I much prefer the choice and adjuctability of either centrifugal brakes or magnetics to moderate spool speeds. Magnetic are perhaps the way forward, but for a pure cost aspect centrifugal is great, especially if you take the time to set up your reels for yourself. I even at times get down to cutting the brake blocks in half to really fine tune reels. Getting reels to go fast is not the issue, getting them under control is more the point.

Apart from that a nice reel.

Cheers


Jeri

CapeFish

Hi Killerbug and Jeri,

All the top anglers I know here remove all breaks out of their reels and some even have them tweeked to spin faster. The Shimano 20/40 must be one of the most popular reels here in SA now replaced by the Torium and neither have any form of break. Many of the top anglers here can put a bait out 130m and more with those reels. I presume it is the same in Namibia. With smaller size reels though I find breaks help e.g. in a Saltist 30, the smaller spool just spins so much faster. On my Penn Fathom 40 I have also engaged 3 of the breaks as that reel spins incredibly fast as the spool spins on the shaft like in the case of an Abu or lever drag reel.

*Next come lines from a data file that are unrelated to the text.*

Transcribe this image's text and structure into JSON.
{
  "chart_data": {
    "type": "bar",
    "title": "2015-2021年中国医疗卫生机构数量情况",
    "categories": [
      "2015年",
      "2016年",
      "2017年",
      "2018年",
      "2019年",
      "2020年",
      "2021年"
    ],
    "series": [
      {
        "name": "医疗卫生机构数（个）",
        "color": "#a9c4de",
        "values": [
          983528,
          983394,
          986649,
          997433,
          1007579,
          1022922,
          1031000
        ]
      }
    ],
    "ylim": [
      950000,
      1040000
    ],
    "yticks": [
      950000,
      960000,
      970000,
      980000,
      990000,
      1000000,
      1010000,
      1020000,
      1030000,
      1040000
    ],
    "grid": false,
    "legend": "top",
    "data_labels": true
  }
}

I agree with you on the Trinidad A series, it is a significant improvement on the old gold series, particularly the drag, anti-reverse and the drive shaft bearing but man it is a pain to lube the spool bearins, you have to take out something like 11 screws. I understand you want as rigid frame as possible but could they have not gone the route of the Saltiga rather, making the removable internal plate part of the frame and a separate left side plate?

Jeri, have you tried reel X in your bearings? The corrosion prevention is exceptional and it stays in the bearing. I have often done swims and then just rinse the reel with water and only much later relubed the bearings.

Some anglers here that fish a stretch of reefs here in Cape Town where you basically stand up to your chest in the water a few 100m out often mod a 20/40 or SL50SH as a dedicated reef reel by replacing the spool bearings with vesconite bushes and they like to hammer the drag as tight as possible with a sinker as well as it is sort of hit and hold fishing to try and stop the shark reefing you.